Microsoft did not address data being leaked from Word documents that are converted to PDFs. “Customers can save a document as a PDF, but it is the role of the redaction tool to censor or obscure information,” says Jeff Jones, senior director, Microsoft. Jones adds that people should “review” data and their files before converting them to a format that is going to be shared.
Meanwhile, Mike Lissner, executive director of the Free Law Project, a nonprofit that helps open up court data and provided access to legal documents for the research, says the organization has developed a system that can help identify badly redacted documents. “This works well, but by the time a document is published in a court’s filing system, the secret is out, so we’re working on tools that will integrate with document management systems that lawyers use,” Lissner says.
Digital document redaction has proved challenging for years, with unnumbered examples of failures to properly secure sensitive information. Sometimes it is human error; other times, technical failings are at fault. “It’s hard to redact something as complicated as a PDF to completely remove the information,” Levchenko says. PDFs can contain text, images, tables, metadata, and more information.
Multiple high-profile redaction failures have exposed information that someone wanted to keep secret. These have involved mistakes in the redaction process, failure to properly protect the information, and the inclusion of enough details to allow people to decipher what the redactions were meant to be.
For instance, in 1991 researchers used a “desktop computer” to reverse engineer the Dead Sea Scrolls to reveal their full text and open the documents up to more people.
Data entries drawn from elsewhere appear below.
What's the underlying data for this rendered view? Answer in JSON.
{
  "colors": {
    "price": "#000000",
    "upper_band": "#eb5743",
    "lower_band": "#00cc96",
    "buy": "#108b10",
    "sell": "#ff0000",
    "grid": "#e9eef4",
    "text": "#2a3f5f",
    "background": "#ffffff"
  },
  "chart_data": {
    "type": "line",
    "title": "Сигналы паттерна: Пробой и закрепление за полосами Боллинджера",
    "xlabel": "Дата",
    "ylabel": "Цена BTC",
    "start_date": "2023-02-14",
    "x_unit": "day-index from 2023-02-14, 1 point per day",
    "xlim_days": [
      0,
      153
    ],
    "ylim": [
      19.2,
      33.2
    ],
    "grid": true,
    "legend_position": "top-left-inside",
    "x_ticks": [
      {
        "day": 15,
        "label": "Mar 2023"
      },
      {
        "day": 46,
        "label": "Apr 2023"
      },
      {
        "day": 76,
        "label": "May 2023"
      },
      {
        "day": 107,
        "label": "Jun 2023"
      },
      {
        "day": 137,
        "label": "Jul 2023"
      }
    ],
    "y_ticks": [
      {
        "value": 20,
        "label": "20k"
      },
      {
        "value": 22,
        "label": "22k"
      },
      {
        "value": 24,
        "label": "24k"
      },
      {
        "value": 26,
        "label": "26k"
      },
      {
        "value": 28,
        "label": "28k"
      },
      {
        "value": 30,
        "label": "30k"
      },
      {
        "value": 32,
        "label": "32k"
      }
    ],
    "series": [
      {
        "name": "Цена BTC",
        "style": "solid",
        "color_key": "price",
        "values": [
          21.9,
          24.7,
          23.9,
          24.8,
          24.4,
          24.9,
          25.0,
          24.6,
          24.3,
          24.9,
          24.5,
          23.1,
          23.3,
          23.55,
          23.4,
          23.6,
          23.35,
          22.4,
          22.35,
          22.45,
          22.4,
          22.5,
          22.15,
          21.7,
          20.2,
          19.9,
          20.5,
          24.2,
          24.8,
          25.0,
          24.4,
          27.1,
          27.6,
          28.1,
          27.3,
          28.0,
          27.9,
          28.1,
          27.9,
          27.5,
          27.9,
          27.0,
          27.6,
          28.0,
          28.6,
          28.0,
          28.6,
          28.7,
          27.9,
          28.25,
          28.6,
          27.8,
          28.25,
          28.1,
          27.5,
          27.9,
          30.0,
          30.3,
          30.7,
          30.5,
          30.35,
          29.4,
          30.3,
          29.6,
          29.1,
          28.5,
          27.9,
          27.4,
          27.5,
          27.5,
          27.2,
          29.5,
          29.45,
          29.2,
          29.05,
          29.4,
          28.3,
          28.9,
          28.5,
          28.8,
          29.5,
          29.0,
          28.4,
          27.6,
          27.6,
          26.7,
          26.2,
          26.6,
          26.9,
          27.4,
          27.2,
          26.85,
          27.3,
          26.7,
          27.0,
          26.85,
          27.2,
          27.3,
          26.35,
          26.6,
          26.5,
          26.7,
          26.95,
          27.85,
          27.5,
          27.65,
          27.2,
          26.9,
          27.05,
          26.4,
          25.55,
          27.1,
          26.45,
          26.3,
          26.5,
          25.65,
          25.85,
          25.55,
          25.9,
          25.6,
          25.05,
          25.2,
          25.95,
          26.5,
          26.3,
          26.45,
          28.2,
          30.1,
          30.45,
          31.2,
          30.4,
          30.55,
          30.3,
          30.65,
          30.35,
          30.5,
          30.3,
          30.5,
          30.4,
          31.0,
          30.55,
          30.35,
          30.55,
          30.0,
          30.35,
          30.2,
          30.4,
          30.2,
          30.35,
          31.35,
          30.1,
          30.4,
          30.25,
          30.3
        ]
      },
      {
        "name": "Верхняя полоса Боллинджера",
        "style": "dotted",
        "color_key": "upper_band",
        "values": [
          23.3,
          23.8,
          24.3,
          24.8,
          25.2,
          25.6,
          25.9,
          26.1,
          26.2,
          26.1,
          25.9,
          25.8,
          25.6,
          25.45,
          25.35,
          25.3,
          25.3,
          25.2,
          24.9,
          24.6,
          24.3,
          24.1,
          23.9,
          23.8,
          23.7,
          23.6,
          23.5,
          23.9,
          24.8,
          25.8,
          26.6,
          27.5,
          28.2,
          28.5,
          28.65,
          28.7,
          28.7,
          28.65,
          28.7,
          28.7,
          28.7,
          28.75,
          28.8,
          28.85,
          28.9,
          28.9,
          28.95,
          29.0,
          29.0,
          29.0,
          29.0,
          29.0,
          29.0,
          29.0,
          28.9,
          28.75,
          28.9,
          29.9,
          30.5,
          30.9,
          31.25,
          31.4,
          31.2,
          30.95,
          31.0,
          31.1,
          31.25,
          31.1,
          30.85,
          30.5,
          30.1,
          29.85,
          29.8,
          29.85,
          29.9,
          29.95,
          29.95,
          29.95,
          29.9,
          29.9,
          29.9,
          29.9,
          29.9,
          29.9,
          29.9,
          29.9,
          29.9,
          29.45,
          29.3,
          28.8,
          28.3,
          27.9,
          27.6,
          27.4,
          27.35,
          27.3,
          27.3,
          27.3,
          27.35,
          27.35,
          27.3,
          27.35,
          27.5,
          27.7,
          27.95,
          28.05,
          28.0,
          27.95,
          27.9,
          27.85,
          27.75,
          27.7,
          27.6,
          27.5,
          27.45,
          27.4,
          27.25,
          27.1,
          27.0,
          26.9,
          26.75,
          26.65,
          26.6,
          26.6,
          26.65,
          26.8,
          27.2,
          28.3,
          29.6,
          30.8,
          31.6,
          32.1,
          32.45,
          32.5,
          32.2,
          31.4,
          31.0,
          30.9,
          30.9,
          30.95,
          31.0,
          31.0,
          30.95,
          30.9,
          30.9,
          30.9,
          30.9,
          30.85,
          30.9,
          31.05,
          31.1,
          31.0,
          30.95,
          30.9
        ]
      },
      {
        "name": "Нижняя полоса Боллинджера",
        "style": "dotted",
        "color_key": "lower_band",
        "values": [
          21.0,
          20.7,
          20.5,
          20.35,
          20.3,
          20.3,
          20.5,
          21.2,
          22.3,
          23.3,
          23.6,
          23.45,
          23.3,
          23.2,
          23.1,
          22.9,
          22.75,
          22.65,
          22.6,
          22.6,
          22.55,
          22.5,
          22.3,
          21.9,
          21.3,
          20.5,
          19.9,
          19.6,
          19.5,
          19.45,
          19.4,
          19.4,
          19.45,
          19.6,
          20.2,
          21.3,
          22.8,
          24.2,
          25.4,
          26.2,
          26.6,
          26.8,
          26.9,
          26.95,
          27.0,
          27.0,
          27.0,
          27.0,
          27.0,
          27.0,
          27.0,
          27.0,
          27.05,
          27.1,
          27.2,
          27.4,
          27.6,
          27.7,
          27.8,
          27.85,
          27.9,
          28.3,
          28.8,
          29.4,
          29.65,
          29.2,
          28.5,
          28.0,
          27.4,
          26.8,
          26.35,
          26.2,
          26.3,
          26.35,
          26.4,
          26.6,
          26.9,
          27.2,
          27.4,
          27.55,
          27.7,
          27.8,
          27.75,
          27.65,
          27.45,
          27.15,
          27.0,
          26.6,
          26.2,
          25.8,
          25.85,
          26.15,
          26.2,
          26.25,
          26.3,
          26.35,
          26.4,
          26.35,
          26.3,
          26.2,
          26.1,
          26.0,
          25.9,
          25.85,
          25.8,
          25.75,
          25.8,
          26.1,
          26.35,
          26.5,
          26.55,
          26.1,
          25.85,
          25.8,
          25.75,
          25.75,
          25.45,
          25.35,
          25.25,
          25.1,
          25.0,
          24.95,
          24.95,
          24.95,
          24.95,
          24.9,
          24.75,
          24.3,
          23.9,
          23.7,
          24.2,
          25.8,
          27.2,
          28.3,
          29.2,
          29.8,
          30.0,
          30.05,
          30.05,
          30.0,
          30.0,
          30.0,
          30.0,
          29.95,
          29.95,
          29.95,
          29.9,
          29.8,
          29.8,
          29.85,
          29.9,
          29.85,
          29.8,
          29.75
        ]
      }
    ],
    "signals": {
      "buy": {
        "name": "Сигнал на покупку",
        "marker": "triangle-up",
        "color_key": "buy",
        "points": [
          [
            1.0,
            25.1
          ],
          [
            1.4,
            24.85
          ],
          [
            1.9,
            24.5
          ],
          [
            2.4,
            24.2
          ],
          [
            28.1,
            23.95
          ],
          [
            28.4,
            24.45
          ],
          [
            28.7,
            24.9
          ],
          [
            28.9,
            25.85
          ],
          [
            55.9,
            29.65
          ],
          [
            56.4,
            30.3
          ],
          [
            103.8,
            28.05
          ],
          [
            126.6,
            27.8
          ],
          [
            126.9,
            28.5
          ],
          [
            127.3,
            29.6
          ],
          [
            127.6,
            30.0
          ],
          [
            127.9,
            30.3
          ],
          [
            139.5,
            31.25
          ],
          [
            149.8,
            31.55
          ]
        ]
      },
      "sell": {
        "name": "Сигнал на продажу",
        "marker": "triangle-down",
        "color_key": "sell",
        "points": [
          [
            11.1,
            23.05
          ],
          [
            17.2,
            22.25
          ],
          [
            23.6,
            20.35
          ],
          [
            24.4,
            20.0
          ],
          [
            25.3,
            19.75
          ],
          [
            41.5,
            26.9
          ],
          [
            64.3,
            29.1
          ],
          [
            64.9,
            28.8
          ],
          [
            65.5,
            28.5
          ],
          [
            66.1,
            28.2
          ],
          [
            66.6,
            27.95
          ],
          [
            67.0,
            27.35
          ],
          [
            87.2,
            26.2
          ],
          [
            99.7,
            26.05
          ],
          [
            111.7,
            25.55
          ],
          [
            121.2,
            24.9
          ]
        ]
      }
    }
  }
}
Back in 2008, details about secret wiretapping agreements between the US government and telecoms firms could be accessed using copy and paste. In 2016, Edward Snowden was revealed as the target of US spying following a failure to redact his personal details. In October 2020, journalists were able to decipher redactions in Ghislaine Maxwell’s court deposition. And in February 2021, the European Commission published a version of its Covid-19 contract for the AstraZeneca vaccine that it didn’t properly redact.
When it comes to effectively redacting documents and protecting people’s information, the Illinois researchers hope their work will highlight another way PDFs can be attacked and encourage the creators of software to include measures that prevent hidden information from being leaked. They say that for now the NSA’s guidelines for redacting documents are perhaps the best way to protect redactions. The guide says if you redact Word documents, you should change the content of the original document before redacting the resulting PDF. Change someone’s name to a row of “x” characters or the word “redacted,” just to be safe.